In Traveling Mercies (published 1999), you get to see how God loves the most interestingly odd and peculiar people. The book is a collection of essays about her life in the 1960s. She walks you through alcohol and drug addiction, bulimia, abortion, and loneliness. She paints a picture of her life, a time when she was lost beyond all reason and how God found her. One of my favorite lines from the book is:
“I had no big theological thoughts, but had discovered that if I said, Hello?, to God, I could feel God say, Hello, back. It was like being in a relationship with Casper.”
Lamott lived most of her early life isolated and didn’t know the Lord. I don’t want to spoil it for you because the book is so very good, and there are some beautiful surprises. You see God in a way that is refreshing and new. You begin to see Him as He woos this desperate, tired hippie into His family. It makes you love Him more and begin to see Lamott through His eyes, and you start to truly cherish her. Then, you realize how He must feel about you, and you begin to love yourself a little more, too. Lamott’s relationship with Jesus is very touching and comical. Here is a small snippet from Traveling Mercies where she describes her conversion experience:
The feeling was so strong that I actually turned on the light for a moment to make sure no one was there – of course, there wasn’t. But after a while, in the dark again, I knew beyond any doubt that it was Jesus. I felt him as surely as I feel my dog lying nearby as I write this.

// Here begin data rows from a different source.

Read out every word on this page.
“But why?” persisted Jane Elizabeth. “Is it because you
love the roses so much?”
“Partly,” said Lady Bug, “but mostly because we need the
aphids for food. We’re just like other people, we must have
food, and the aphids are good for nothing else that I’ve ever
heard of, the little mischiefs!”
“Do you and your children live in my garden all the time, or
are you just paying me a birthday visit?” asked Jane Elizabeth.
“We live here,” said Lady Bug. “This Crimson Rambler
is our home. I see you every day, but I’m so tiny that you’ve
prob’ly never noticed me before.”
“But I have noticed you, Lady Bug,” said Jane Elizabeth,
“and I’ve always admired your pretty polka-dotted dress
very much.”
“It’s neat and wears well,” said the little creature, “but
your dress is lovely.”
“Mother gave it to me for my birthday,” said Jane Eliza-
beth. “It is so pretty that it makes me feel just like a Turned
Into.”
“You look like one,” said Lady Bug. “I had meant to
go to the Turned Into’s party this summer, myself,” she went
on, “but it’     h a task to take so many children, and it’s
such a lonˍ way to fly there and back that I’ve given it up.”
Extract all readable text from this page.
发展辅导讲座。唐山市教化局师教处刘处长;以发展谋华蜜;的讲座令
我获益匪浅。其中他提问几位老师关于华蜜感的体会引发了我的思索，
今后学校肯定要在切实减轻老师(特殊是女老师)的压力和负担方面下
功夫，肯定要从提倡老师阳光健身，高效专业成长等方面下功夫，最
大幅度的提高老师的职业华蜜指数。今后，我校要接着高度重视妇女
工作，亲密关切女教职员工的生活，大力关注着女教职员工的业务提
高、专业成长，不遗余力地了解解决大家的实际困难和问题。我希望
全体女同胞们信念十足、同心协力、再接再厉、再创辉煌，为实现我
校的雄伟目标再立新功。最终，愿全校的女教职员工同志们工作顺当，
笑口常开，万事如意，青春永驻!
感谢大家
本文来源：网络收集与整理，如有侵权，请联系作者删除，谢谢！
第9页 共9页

And I was appalled. I thought about my life and my brilliant hilarious progressive friends. I thought about what everyone would think of me if I became a Christian, and it seemed an utterly impossible thing that simply could not be allowed to happen. I turned to the wall and said out loud, “I would rather die.”

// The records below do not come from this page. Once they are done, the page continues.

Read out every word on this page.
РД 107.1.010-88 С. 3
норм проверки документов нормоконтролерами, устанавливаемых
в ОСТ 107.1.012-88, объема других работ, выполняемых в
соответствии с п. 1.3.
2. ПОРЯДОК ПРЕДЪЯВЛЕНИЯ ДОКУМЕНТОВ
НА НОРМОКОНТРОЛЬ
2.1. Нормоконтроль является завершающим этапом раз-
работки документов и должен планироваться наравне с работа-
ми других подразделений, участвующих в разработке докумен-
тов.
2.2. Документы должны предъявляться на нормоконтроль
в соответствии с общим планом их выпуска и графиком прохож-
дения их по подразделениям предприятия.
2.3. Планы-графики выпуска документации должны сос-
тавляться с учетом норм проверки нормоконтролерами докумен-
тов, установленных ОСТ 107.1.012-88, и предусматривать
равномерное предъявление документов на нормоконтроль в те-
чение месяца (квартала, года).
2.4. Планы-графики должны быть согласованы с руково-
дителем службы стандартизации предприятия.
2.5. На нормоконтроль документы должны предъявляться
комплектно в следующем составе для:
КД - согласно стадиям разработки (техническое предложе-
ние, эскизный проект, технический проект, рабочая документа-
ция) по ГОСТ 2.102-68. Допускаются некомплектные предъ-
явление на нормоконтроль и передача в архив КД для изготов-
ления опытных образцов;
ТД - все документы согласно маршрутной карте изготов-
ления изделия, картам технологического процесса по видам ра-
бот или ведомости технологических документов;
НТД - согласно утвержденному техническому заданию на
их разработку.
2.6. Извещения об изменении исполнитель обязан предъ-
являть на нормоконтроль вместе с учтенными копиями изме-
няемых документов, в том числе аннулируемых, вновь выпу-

I felt him just sitting there on his haunches in the corner of my sleeping loft, watching me with patience and love, and I squinched my eyes shut, but that didn’t help because that’s not what I was seeing him with. Finally, I fell asleep and in the morning, he was gone.
The experience spooked me badly, but I thought it was just an apparition, born of fear and self-loathing and loss of blood. But then everywhere I went, I had the feeling that a little cat was following me, wanting me to reach down and pick it up, wanting me to open the door and let it in. But I knew what would happen: you let a cat in one time, give it a little milk, and then it stays forever. So I tried to keep one step ahead of it, slamming my house door whenever I entered or left.
And one week later, when I went back to church, I was so hungover that I couldn’t stand up for the songs, and this time I stayed for the sermon, which I thought was so ridiculous, like someone trying to convince me of the existence of extraterrestrials, but the last song was so deep and raw and pure that I could not escape. It was as if the people were singing in between the notes, weeping and joyful at the same time, and I felt like their voices or something was rocking me in its bosom, holding me like a scared kid, and I opened up to that feeling – and it washed over me.
I began to cry and left before the benediction, and I raced home and felt the little cat running along my heels, and I walked down the dock past dozens of potted flowers, under a sky as blue as one of God’s own dreams, and I opened the door to my house, and I stood there a minute, and then I hung my head and said, “Okay. I quit.” I took a long deep breath and said out loud, “All right. You can come in.”
She is so unwaveringly wonderful in her writing. This was just a small tasting of her charm, but I feel confident that you will not regret reading more from her. And I challenge you to seek her out. Here is a great TED talk she delivered in April of 2017. Over all, Lamott is a writer you want to know and a friend you want to have. She inspires readers by opening her world to them so they feel welcomed like close friends, sitting and sipping coffee, having a heartfelt chat.